Zur Ausbildung gehört auch, wie Leitungen verlegt, elektrische
Verbindungen hergestellt oder Rohre getrennt, umgeformt und verbunden
werden. Solche Arbeiten fallen an, wenn beispielsweise eine
Löschanlage konzipiert oder repariert wird. Auch Wartungsarbeiten
oder das Beseitigen von Ölspuren gehören zum Berufsalltag von
Werkfeuerwehrleuten.
Die Höhe der Ausbildungsvergütung hängt von der Branche ab, zu der
ein Unternehmen gehört. Werkfeuerwehren gibt es in allen Unternehmen
mit erhöhtem Gefahrenpotenzial. Das sind neben chemischen
Produktionsstätten etwa Gießereien, Autofirmen, Kraftwerke, aber auch
Flughäfen oder Messen. Nach Angaben des WFVD erhalten Auszubildende
im ersten Jahr im Schnitt rund 860 Euro pro Monat, im zweiten und
dritten Jahr sind es dann 950 und 1000 Euro. Das Einstiegsgehalt nach
der Ausbildung beträgt laut Bundesagentur für Arbeit mindestens 2800
Euro brutto – auch hier abhängig von der Branche.

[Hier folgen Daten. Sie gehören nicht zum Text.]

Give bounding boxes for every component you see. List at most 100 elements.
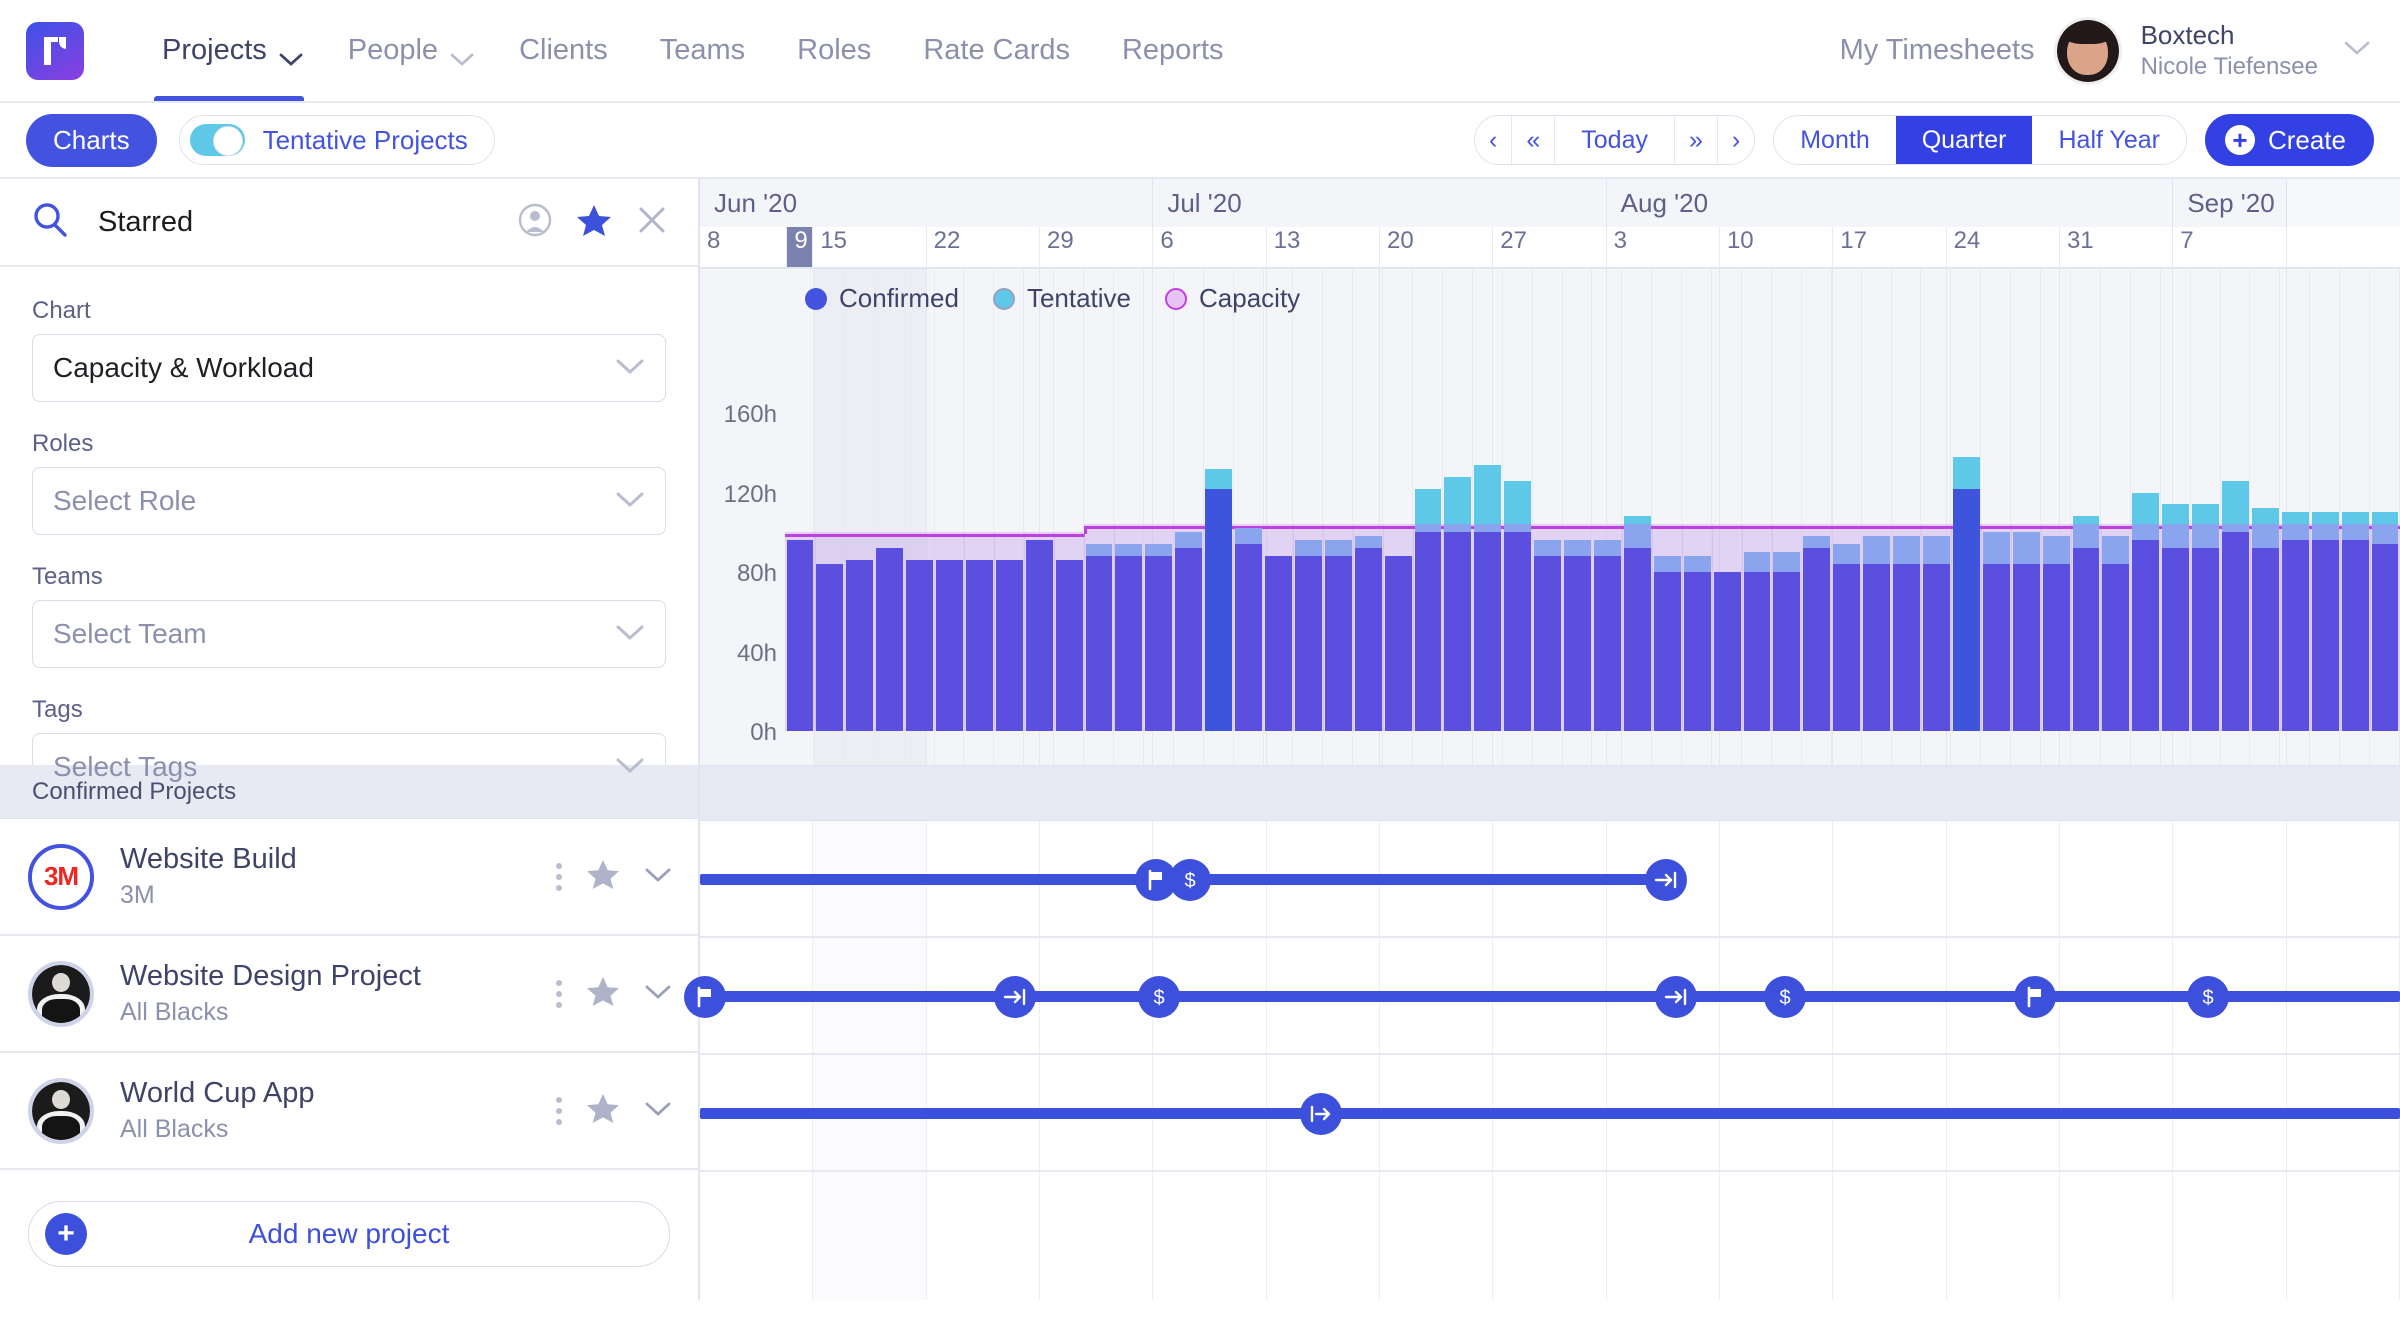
star-icon[interactable] [586, 1092, 620, 1129]
more-options-icon[interactable] [556, 980, 562, 1008]
timeline-week[interactable]: 6 [1153, 227, 1266, 267]
chart-bar[interactable] [1923, 536, 1950, 731]
more-options-icon[interactable] [556, 863, 562, 891]
legend-item-confirmed[interactable]: Confirmed [805, 283, 959, 314]
chart-bar[interactable] [1115, 544, 1142, 731]
search-icon[interactable] [30, 200, 70, 245]
filter-select-teams[interactable]: Select Team [32, 600, 666, 668]
chart-bar[interactable] [787, 540, 814, 731]
chart-bar[interactable] [2342, 512, 2369, 731]
timeline-week[interactable]: 8 [700, 227, 787, 267]
chart-bar[interactable] [1893, 536, 1920, 731]
timeline-week[interactable]: 15 [813, 227, 926, 267]
chart-plot-area[interactable] [785, 269, 2400, 765]
chevron-down-icon[interactable] [644, 866, 672, 888]
milestone-arrow-from-start-icon[interactable] [1300, 1093, 1342, 1135]
chart-bar[interactable] [1325, 540, 1352, 731]
user-menu-chevron-down-icon[interactable] [2344, 40, 2370, 61]
chart-bar[interactable] [1415, 489, 1442, 731]
chart-bar[interactable] [1444, 477, 1471, 731]
chart-bar[interactable] [1833, 544, 1860, 731]
user-avatar[interactable] [2057, 20, 2119, 82]
gantt-bar[interactable] [700, 991, 2400, 1002]
zoom-level-quarter[interactable]: Quarter [1896, 116, 2033, 164]
milestone-flag-icon[interactable] [684, 976, 726, 1018]
more-options-icon[interactable] [556, 1097, 562, 1125]
chart-bar[interactable] [2043, 536, 2070, 731]
timeline-week[interactable]: 13 [1267, 227, 1380, 267]
timeline-week[interactable]: 7 [2173, 227, 2286, 267]
timeline-week-today[interactable]: 9 [787, 227, 813, 267]
milestone-arrow-to-end-icon[interactable] [994, 976, 1036, 1018]
timeline-week[interactable]: 17 [1833, 227, 1946, 267]
chart-bar[interactable] [2132, 493, 2159, 732]
charts-toggle-button[interactable]: Charts [26, 114, 157, 167]
zoom-level-month[interactable]: Month [1774, 116, 1895, 164]
filter-select-chart[interactable]: Capacity & Workload [32, 334, 666, 402]
timeline-week[interactable]: 22 [927, 227, 1040, 267]
nav-item-people[interactable]: People [322, 0, 493, 101]
chart-bar[interactable] [1594, 540, 1621, 731]
chevron-down-icon[interactable] [450, 42, 467, 59]
prev-period-button[interactable]: ‹ [1475, 116, 1512, 164]
chart-bar[interactable] [996, 560, 1023, 731]
chart-bar[interactable] [1474, 465, 1501, 731]
timeline-week[interactable]: 31 [2060, 227, 2173, 267]
timeline-week[interactable]: 24 [1947, 227, 2060, 267]
chart-bar[interactable] [2013, 532, 2040, 731]
create-button[interactable]: + Create [2205, 114, 2374, 166]
chart-bar[interactable] [1953, 457, 1980, 731]
chart-bar[interactable] [1385, 556, 1412, 731]
chart-bar[interactable] [1205, 469, 1232, 731]
chart-bar[interactable] [1654, 556, 1681, 731]
chart-bar[interactable] [1863, 536, 1890, 731]
zoom-level-half-year[interactable]: Half Year [2032, 116, 2185, 164]
nav-item-projects[interactable]: Projects [136, 0, 322, 101]
close-icon[interactable] [636, 204, 668, 241]
next-period-button[interactable]: › [1718, 116, 1754, 164]
legend-item-capacity[interactable]: Capacity [1165, 283, 1300, 314]
timeline-week[interactable]: 3 [1607, 227, 1720, 267]
nav-item-roles[interactable]: Roles [771, 0, 897, 101]
person-filter-icon[interactable] [518, 203, 552, 242]
app-logo[interactable] [26, 22, 84, 80]
star-icon[interactable] [586, 858, 620, 895]
chevron-down-icon[interactable] [279, 42, 296, 59]
chart-bar[interactable] [2222, 481, 2249, 731]
star-icon[interactable] [586, 975, 620, 1012]
chevron-down-icon[interactable] [644, 1100, 672, 1122]
project-row[interactable]: World Cup AppAll Blacks [0, 1053, 698, 1170]
timeline-week[interactable]: 27 [1493, 227, 1606, 267]
project-row[interactable]: Website Design ProjectAll Blacks [0, 936, 698, 1053]
chart-bar[interactable] [1086, 544, 1113, 731]
chart-bar[interactable] [1295, 540, 1322, 731]
chart-bar[interactable] [1773, 552, 1800, 731]
chart-bar[interactable] [2073, 516, 2100, 731]
chart-bar[interactable] [1175, 532, 1202, 731]
milestone-dollar-icon[interactable]: $ [1764, 976, 1806, 1018]
chart-bar[interactable] [1026, 540, 1053, 731]
search-input[interactable]: Starred [98, 206, 193, 239]
milestone-dollar-icon[interactable]: $ [1169, 859, 1211, 901]
milestone-arrow-to-end-icon[interactable] [1655, 976, 1697, 1018]
chart-bar[interactable] [1744, 552, 1771, 731]
milestone-dollar-icon[interactable]: $ [2187, 976, 2229, 1018]
today-button[interactable]: Today [1555, 116, 1675, 164]
chart-bar[interactable] [2192, 504, 2219, 731]
my-timesheets-link[interactable]: My Timesheets [1840, 34, 2035, 67]
timeline-week[interactable]: 10 [1720, 227, 1833, 267]
star-icon[interactable] [576, 203, 612, 242]
tentative-toggle-switch[interactable] [190, 124, 245, 156]
chart-bar[interactable] [1235, 528, 1262, 731]
nav-item-reports[interactable]: Reports [1096, 0, 1250, 101]
chart-bar[interactable] [966, 560, 993, 731]
prev-jump-button[interactable]: « [1512, 116, 1555, 164]
chart-bar[interactable] [816, 564, 843, 731]
chart-bar[interactable] [1684, 556, 1711, 731]
chart-bar[interactable] [1504, 481, 1531, 731]
nav-item-clients[interactable]: Clients [493, 0, 634, 101]
chart-bar[interactable] [876, 548, 903, 731]
milestone-dollar-icon[interactable]: $ [1138, 976, 1180, 1018]
timeline-week[interactable]: 20 [1380, 227, 1493, 267]
chart-bar[interactable] [1534, 540, 1561, 731]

Wer Karriere machen will, kann etwa Teamleiter, dann Staffel- und
Gruppenführer bis hin zum Zugführer werden. Auch eine Weiterbildung
zum Notfallsanitäter ist möglich. Je nach Vorbildung können
Interessierte zudem das Fach Rettungsingenieurwesen an der Uni
studieren. Hannah Netzer will sich eines Tages ganz gewiss
weiterbilden – macht sich aber darüber vorerst keine Gedanken. «Ich
möchte erst einmal in diesem spannenden Beruf weiter Erfahrungen
sammeln.»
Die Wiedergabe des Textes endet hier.